Beşiktaş'ta bir mekanın sahibi o geçerken çalışanlar ayağa kalkmadığı için biri kadın diğeri erkek iki kişiyi ağır şekilde defalarca tokatladı. Nisan ayında meydana gelen olayın faili Şahin Ş. şikayet üzerine gözaltına alındı fakat hakkında hiç bir işlem yapılmadı.
Darp edilenlerden Gaye Akıl olayın savcılığa ve emniyet birimlerine bildirildikten 20 gün geçmesine rağmen herhangi bir işlem yapılmaması üzerine olayın kamera görüntülerini ve detaylarını sosyal medyada #kadınaşiddetehayır ve #adaletistiyorum hashtagleriyle 29 Mayıs'ta paylaştı.
30 Mayıs'ta ise şüpheli yeniden gözaltına alınıp bu sefer haftada bir gün evine en yakın güvenlik merkezine giderek imza vermesini gerektirecek adli kontrol tedbiri uygulanarak serbest bırakıldı. 2 Haziran 2020'de dava görülmeye başlanacak.
Baklavacı kardeşler.
Pendik'te, içerisinde hamile bir kadının da olduğa araca saldıran ve kamuoyunda 'baklavacı kardeşler' olarak tanınan Hasan ve Hüseyin Sel'in videosu sosyal medyada yayılınca büyük tepki topladı.

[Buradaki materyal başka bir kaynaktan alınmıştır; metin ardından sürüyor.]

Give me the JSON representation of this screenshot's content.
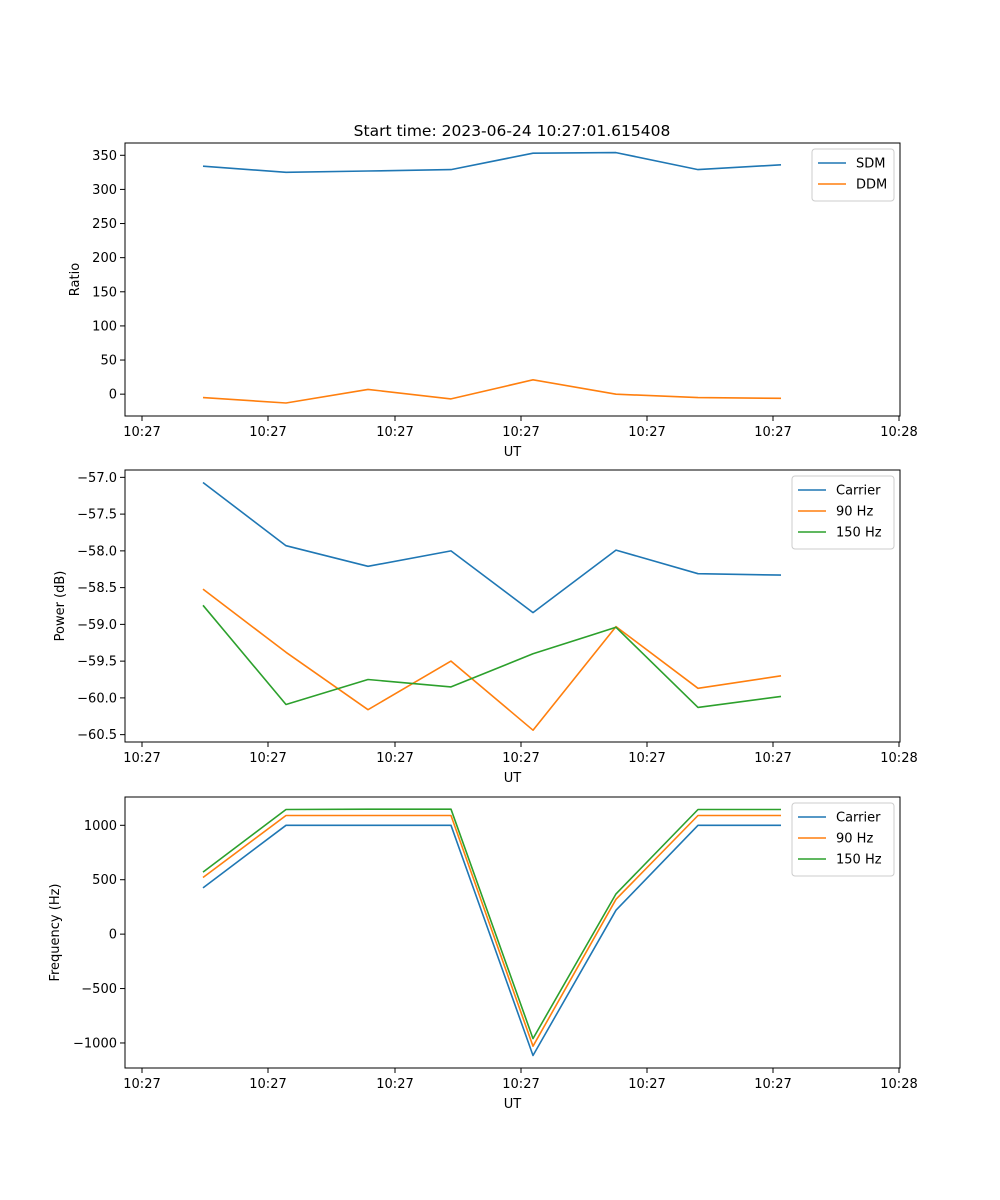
{
  "figure_title": "Start time: 2023-06-24 10:27:01.615408",
  "chart_data": [
    {
      "type": "line",
      "title": "Start time: 2023-06-24 10:27:01.615408",
      "xlabel": "UT",
      "ylabel": "Ratio",
      "x_tick_labels": [
        "10:27",
        "10:27",
        "10:27",
        "10:27",
        "10:27",
        "10:27",
        "10:28"
      ],
      "yticks": [
        0,
        50,
        100,
        150,
        200,
        250,
        300,
        350
      ],
      "ylim": [
        -32,
        368
      ],
      "legend_position": "top-right",
      "grid": false,
      "series": [
        {
          "name": "SDM",
          "color": "#1f77b4",
          "values": [
            334,
            325,
            327,
            329,
            353,
            354,
            329,
            336
          ]
        },
        {
          "name": "DDM",
          "color": "#ff7f0e",
          "values": [
            -5,
            -13,
            7,
            -7,
            21,
            0,
            -5,
            -6
          ]
        }
      ]
    },
    {
      "type": "line",
      "title": "",
      "xlabel": "UT",
      "ylabel": "Power (dB)",
      "x_tick_labels": [
        "10:27",
        "10:27",
        "10:27",
        "10:27",
        "10:27",
        "10:27",
        "10:28"
      ],
      "yticks": [
        -57.0,
        -57.5,
        -58.0,
        -58.5,
        -59.0,
        -59.5,
        -60.0,
        -60.5
      ],
      "ylim": [
        -60.6,
        -56.9
      ],
      "legend_position": "top-right",
      "grid": false,
      "series": [
        {
          "name": "Carrier",
          "color": "#1f77b4",
          "values": [
            -57.07,
            -57.93,
            -58.21,
            -58.0,
            -58.84,
            -57.99,
            -58.31,
            -58.33
          ]
        },
        {
          "name": "90 Hz",
          "color": "#ff7f0e",
          "values": [
            -58.52,
            -59.38,
            -60.16,
            -59.5,
            -60.44,
            -59.03,
            -59.87,
            -59.7
          ]
        },
        {
          "name": "150 Hz",
          "color": "#2ca02c",
          "values": [
            -58.74,
            -60.09,
            -59.75,
            -59.85,
            -59.4,
            -59.04,
            -60.13,
            -59.98
          ]
        }
      ]
    },
    {
      "type": "line",
      "title": "",
      "xlabel": "UT",
      "ylabel": "Frequency (Hz)",
      "x_tick_labels": [
        "10:27",
        "10:27",
        "10:27",
        "10:27",
        "10:27",
        "10:27",
        "10:28"
      ],
      "yticks": [
        1000,
        500,
        0,
        -500,
        -1000
      ],
      "ylim": [
        -1230,
        1260
      ],
      "legend_position": "top-right",
      "grid": false,
      "series": [
        {
          "name": "Carrier",
          "color": "#1f77b4",
          "values": [
            425,
            1000,
            1000,
            1000,
            -1115,
            220,
            1000,
            1000
          ]
        },
        {
          "name": "90 Hz",
          "color": "#ff7f0e",
          "values": [
            520,
            1090,
            1090,
            1090,
            -1030,
            320,
            1090,
            1090
          ]
        },
        {
          "name": "150 Hz",
          "color": "#2ca02c",
          "values": [
            570,
            1145,
            1148,
            1148,
            -960,
            370,
            1145,
            1145
          ]
        }
      ]
    }
  ]
}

Yapılan şikayet üzerine gözaltına alınan kardeşler, kanıtların artık karartılamayacağı ve yetkililerle işbirliği içerisinde oldukları gerekçesiyle yurt dışına çıkış yasağı getirilerek serbest bırakıldı. 20'şer yıl hapis cezası istemiyle yargılanmaları devam ediyor.
Davada Hüseyin Sel şu anda neredeyse iflas noktasına geldiklerini, kendilerine verilen en büyük cezanın sosyal medyada yapılan 'linç' olduğunu belirtti.
Bu olayın yaşanmasının ardından, yerel basında çıkan haberlere göre Seydioğlu markasının sahipleri kardeşler, vatandaşların ürünlerini boykot etmelerinden dolayı bazı şubelerini kapatmak durumunda kaldıkları belirtildi.